Based on this idea, some Nevada medical professionals are questioning whether or not pharmacogenetics would be a good way to address treatment needs of those in recovery. Essentially, this field of medical study focuses on how an individual’s genes will interact with different medications. Not everyone with the same disorders will respond the same to a certain medication, dose of medication, or combination of drugs, and that is largely due to genetic makeup. Theoretically, swabbing inside a patient’s cheek will acquire enough genetic information to help doctors better understand how that person will respond to different medications. This incredible process has been in use to some degree since the 1950s, but only about 12 percent of doctors take advantage due to time or lack of understanding.

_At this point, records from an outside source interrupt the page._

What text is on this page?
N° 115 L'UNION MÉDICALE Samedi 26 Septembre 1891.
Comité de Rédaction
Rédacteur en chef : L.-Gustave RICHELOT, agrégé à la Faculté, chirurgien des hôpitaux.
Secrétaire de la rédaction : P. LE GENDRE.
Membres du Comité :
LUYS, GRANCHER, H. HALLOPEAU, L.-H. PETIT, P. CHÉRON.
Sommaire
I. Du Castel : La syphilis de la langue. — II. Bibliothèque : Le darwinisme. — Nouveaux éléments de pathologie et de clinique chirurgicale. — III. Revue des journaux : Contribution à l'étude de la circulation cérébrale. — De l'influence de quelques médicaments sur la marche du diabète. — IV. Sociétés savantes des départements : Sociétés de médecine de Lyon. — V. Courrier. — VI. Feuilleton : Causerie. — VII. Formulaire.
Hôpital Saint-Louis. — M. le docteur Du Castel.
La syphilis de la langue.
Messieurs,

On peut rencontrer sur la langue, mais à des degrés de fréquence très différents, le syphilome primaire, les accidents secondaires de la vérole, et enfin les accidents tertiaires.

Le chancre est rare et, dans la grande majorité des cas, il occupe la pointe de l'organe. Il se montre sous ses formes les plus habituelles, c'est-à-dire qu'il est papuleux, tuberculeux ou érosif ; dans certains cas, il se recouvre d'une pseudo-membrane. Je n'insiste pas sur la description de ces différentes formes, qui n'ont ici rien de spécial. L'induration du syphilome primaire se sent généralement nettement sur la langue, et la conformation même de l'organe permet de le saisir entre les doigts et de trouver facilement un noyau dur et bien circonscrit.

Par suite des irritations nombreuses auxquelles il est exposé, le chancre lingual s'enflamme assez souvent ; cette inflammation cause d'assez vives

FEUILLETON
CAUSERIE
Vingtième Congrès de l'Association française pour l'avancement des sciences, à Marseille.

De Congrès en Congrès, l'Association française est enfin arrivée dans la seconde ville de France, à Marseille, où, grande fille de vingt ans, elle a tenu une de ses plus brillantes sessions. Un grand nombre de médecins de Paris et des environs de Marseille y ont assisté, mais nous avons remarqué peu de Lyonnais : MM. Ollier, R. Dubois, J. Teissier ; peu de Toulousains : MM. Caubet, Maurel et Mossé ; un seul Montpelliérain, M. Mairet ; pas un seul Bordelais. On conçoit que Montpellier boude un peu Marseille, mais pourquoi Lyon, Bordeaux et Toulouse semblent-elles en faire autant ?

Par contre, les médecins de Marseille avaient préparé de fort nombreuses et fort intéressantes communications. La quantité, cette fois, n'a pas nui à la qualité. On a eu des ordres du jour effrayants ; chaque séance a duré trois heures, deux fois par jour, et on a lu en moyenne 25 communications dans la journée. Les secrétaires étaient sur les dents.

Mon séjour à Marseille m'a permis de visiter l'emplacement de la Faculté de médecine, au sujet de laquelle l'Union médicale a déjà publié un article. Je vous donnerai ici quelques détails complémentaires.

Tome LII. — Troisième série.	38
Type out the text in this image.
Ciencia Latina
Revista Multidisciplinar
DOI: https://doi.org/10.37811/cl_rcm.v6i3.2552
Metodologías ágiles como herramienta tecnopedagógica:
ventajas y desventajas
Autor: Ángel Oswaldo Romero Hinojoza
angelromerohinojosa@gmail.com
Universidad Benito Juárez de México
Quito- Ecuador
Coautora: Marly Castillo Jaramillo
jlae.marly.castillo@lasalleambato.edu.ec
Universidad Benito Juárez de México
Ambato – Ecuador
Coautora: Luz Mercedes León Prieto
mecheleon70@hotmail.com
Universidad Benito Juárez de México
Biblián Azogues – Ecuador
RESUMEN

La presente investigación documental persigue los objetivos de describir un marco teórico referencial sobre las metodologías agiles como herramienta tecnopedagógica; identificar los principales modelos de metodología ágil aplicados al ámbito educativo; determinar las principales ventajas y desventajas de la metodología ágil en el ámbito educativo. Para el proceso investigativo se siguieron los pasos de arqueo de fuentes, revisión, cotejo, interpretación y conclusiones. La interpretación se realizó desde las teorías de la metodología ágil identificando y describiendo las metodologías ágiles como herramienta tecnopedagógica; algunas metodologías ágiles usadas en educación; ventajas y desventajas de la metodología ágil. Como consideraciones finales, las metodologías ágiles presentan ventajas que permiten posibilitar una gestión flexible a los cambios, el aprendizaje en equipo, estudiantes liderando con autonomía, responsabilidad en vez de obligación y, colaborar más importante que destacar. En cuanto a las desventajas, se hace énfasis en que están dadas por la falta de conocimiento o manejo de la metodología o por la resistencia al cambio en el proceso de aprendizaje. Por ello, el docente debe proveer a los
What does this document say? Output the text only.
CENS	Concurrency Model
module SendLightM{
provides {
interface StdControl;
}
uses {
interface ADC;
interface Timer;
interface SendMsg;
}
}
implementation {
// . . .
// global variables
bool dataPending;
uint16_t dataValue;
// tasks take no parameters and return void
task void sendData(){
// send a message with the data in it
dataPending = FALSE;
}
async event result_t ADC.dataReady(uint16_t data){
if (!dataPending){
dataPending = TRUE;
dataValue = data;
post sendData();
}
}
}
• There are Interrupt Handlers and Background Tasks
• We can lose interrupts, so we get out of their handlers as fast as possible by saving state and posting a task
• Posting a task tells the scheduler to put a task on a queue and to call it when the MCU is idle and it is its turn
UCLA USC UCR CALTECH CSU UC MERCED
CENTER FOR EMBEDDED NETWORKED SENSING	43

Could pharmacogenetics change how we treat addiction?
For starters, if more doctors made use of pharmacogenetics when they first determine that chronic pain is the issue and that medication is needed, it could help to home in on the right medication, dose, and combination of medications without the dangerous “try this, then that” approach that many doctors take. Too often, in the case of an acute pain issue like a dental procedure or minor surgery, doctors will give too large a dose of painkillers for too long of a time or not require recommended medical follow-up care before refilling a prescription. As a result, a routine pain management issue can turn into substance abuse and ultimately a drug addiction.
With chronic pain, the same thing can happen but on a larger scale. Doctors may start with too high a dose or continue to inch up the dose over months despite the fact that the patient is developing an addiction. Conversely, if the doctor is withholding pain management assistance for fear of inadvertently triggering an addiction, then the patient may turn to the street to buy pills and/or heroin.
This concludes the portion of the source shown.